Published on January 31, 2007

Various artists
Hyphy Hitz
TVT Records

In an era of big-box cultural homogeneity, flowerings of strange, distinctive local youth culture restore one's faith in the ability of élan vital to triumph over Empire Viacom, folkways over superhighways. Or they just make for swell magazine features; it kind of depends. The Bay Area's hyphy scene was supposed to blow up last year but wound up only partially detonating, mainly via veteran MC E-40's "Tell Me When to Go," a rather lackluster and opportunistic genre summary. With Hyphy Hitz, TVT Records (crunk's preeminent imprint), has moved in with its own opportunistic primer, but the comp does its job with neither luster nor lust lacking. In other words: Want one hyphy CD? Here you go.

Hyphy, if you missed one of those magazine features, involves automotive high jinks such as putting the car in neutral and leaving the driver's seat, ecstatic (lower and upper case) dancing, electro hip hop, oversized sunglasses, and more drugs.

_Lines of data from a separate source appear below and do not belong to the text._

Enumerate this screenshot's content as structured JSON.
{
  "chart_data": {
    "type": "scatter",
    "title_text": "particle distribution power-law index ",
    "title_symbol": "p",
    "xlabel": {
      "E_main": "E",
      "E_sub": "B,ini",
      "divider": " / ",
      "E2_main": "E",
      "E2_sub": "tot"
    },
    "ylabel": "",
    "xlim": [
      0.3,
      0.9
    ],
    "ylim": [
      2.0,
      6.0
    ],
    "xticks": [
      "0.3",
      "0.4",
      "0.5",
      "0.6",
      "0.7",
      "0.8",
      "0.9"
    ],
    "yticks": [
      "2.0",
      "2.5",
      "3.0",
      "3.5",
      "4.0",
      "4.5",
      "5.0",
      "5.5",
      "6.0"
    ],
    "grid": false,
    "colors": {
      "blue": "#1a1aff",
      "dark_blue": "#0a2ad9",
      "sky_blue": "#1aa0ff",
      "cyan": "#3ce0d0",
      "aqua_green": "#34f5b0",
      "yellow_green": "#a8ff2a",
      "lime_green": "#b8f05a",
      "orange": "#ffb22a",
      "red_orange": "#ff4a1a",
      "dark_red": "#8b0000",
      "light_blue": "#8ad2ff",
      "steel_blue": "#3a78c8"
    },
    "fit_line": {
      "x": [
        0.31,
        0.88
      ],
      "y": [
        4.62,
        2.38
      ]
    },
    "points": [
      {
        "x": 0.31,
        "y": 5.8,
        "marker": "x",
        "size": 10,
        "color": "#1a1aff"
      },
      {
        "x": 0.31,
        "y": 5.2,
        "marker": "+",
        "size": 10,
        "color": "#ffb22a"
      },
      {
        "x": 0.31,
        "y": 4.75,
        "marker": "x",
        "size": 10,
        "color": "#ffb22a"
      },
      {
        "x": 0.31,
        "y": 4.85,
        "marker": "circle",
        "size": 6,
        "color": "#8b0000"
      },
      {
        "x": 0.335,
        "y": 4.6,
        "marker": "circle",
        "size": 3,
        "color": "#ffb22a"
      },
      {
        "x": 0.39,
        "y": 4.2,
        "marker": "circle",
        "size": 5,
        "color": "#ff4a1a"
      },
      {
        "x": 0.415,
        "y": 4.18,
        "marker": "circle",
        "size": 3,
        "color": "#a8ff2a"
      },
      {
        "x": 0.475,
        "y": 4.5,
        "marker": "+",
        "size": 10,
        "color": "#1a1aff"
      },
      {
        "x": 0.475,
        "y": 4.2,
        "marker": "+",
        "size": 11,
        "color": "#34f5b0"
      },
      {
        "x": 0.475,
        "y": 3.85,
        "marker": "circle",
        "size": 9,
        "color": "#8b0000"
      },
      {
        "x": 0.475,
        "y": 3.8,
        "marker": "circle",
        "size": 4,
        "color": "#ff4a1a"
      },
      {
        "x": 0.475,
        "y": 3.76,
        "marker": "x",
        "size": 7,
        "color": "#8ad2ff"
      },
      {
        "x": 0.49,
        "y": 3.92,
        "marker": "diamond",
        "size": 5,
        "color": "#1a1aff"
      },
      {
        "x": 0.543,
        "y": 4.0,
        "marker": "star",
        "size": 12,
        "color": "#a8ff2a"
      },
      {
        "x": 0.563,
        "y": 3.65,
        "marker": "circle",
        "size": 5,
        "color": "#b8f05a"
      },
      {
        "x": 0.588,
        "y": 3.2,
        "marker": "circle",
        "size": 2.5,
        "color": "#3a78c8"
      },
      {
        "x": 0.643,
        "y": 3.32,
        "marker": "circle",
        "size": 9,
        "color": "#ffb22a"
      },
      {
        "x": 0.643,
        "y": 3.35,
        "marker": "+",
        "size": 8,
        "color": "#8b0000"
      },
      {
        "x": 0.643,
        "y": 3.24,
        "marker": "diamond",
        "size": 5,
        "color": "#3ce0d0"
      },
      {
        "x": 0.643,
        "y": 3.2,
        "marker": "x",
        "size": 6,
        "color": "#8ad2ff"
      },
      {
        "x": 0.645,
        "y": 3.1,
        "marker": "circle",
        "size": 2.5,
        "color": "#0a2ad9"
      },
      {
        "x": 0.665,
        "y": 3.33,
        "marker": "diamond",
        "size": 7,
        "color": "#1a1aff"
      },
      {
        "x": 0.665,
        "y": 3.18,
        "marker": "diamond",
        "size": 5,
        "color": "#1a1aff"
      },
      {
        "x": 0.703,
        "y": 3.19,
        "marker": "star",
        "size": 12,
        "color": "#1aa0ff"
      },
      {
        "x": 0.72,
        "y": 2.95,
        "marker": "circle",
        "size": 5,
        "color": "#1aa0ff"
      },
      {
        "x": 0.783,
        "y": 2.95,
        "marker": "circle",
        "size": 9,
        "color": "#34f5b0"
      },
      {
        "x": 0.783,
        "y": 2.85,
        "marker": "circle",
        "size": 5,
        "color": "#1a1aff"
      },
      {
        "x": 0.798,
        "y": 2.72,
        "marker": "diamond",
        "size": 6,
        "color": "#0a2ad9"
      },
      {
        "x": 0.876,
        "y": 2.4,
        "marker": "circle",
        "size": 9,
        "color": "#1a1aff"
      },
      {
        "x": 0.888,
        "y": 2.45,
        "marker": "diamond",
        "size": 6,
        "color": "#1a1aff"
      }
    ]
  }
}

The music, when played at normal volumes and while not convulsing alongside a souped-up old Olds, rarely sounds as Bacchic as all that, but on Hitz it is festive enough—a touch faster and more whimsical than crunk, with which it shares a commitment to 808s cranked to 809 and synthesizers so fat, they have to make two trips to haul ass.

And though Hyphy Hitz doesn't feature any women's libbers (or any women at all not employed as backup singers) it does at least imagine male-female interactions outside a strip club, and sometimes even seems to, you know, controvert constructions of binary asymmetric gender. On "Feeling Myself," the late Mac Dre explains why he charges for sex, and not long after says he "switch hit[s]," always smart gigolo business practice. Then, mindful of hyphy's roots, he references Don Knotts.